I have absolutely no doubts who would win in strictly weight terms: the US team. They would have run their machine at excessive speed, broken it several times, rebuilt it, made tons of off-spec material but struggled on to make sure that they were ‘first’ If first means most!
The Russians (this is 1970) would still be waiting for orders from the central Committee to switch their machine on when the experiment finished.
The Germans and Japanese would have operated their units EXACTLY according to the operating instructions, which unfortunately did not take account of the new specification for fibre which the customers were demanding!
The French would have a long discussion as to who should be accorded the honour of switching on, and who should be responsible for ordering lunch and where.
We Brits: would have switched on, operated for a time, found the cricket scores more interesting and stopped to listen….and so on!
I jest! at least I think I do.
Mr Nathan
Re “under overseas philosophy and leadership”; I would beg to disagree.
McLaren, Aston-Martin, Jaguar and Land Rover are Brit led and designed automotive businesses.

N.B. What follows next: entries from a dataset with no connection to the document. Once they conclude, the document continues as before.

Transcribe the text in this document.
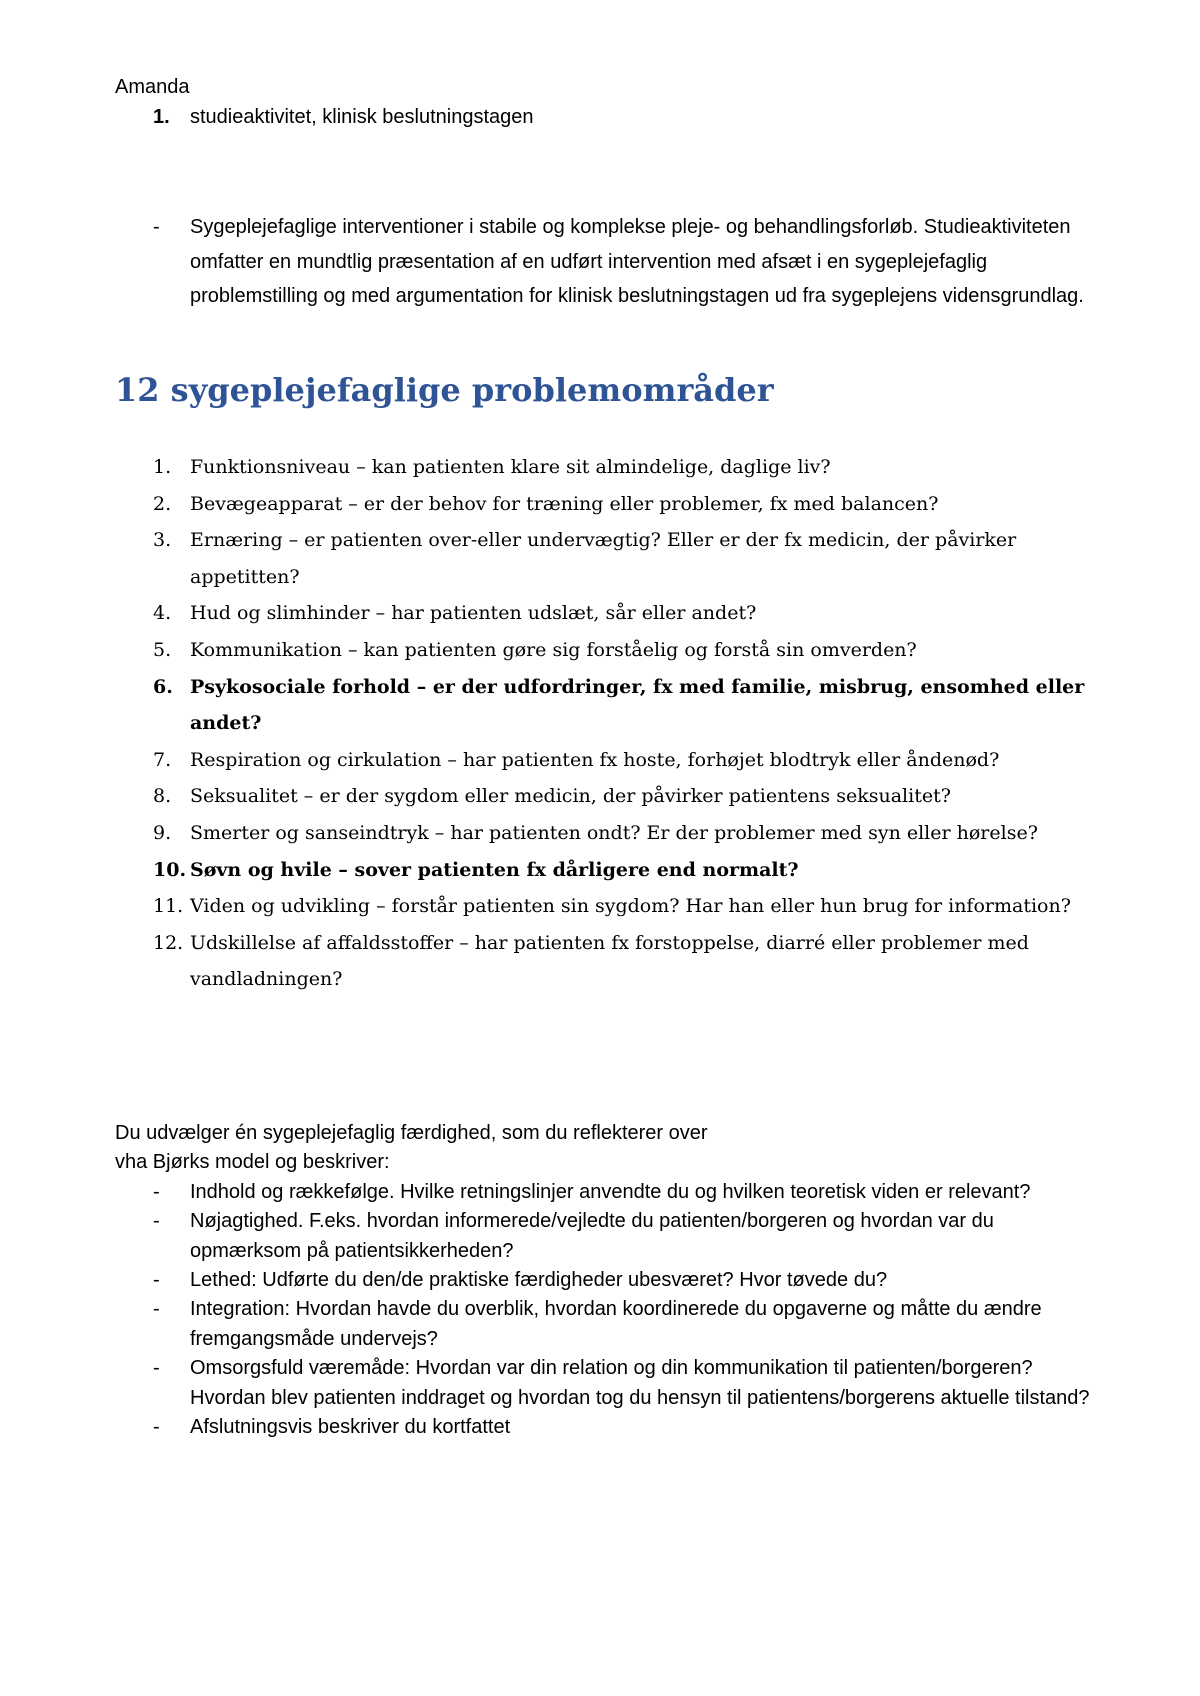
Amanda
1. studieaktivitet, klinisk beslutningstagen
- Sygeplejefaglige interventioner i stabile og komplekse pleje- og behandlingsforløb. Studieaktiviteten omfatter en mundtlig præsentation af en udført intervention med afsæt i en sygeplejefaglig problemstilling og med argumentation for klinisk beslutningstagen ud fra sygeplejens vidensgrundlag.
12 sygeplejefaglige problemområder
1. Funktionsniveau – kan patienten klare sit almindelige, daglige liv?
2. Bevægeapparat – er der behov for træning eller problemer, fx med balancen?
3. Ernæring – er patienten over-eller undervægtig? Eller er der fx medicin, der påvirker appetitten?
4. Hud og slimhinder – har patienten udslæt, sår eller andet?
5. Kommunikation – kan patienten gøre sig forståelig og forstå sin omverden?
6. Psykosociale forhold – er der udfordringer, fx med familie, misbrug, ensomhed eller andet?
7. Respiration og cirkulation – har patienten fx hoste, forhøjet blodtryk eller åndenød?
8. Seksualitet – er der sygdom eller medicin, der påvirker patientens seksualitet?
9. Smerter og sanseindtryk – har patienten ondt? Er der problemer med syn eller hørelse?
10. Søvn og hvile – sover patienten fx dårligere end normalt?
11. Viden og udvikling – forstår patienten sin sygdom? Har han eller hun brug for information?
12. Udskillelse af affaldsstoffer – har patienten fx forstoppelse, diarré eller problemer med vandladningen?

Du udvælger én sygeplejefaglig færdighed, som du reflekterer over

vha Bjørks model og beskriver:

- Indhold og rækkefølge. Hvilke retningslinjer anvendte du og hvilken teoretisk viden er relevant?
- Nøjagtighed. F.eks. hvordan informerede/vejledte du patienten/borgeren og hvordan var du opmærksom på patientsikkerheden?
- Lethed: Udførte du den/de praktiske færdigheder ubesværet? Hvor tøvede du?
- Integration: Hvordan havde du overblik, hvordan koordinerede du opgaverne og måtte du ændre fremgangsmåde undervejs?
- Omsorgsfuld væremåde: Hvordan var din relation og din kommunikation til patienten/borgeren? Hvordan blev patienten inddraget og hvordan tog du hensyn til patientens/borgerens aktuelle tilstand?
- Afslutningsvis beskriver du kortfattet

Ron Dennis, Ian Callum, Gerry McGovern, Dave Richards and Marek Reichman are definitely not from “overseas”.
Surely we are missing the point, being nationalistic about who comes from where. It is important that someone with talent finds our culture and commercial/business environment is such that they and us can find success here. Popular sentiment aside lets us make it easier for the talented French or others to come here and help us ratchet upwards the expertise and design of the products and services here in England.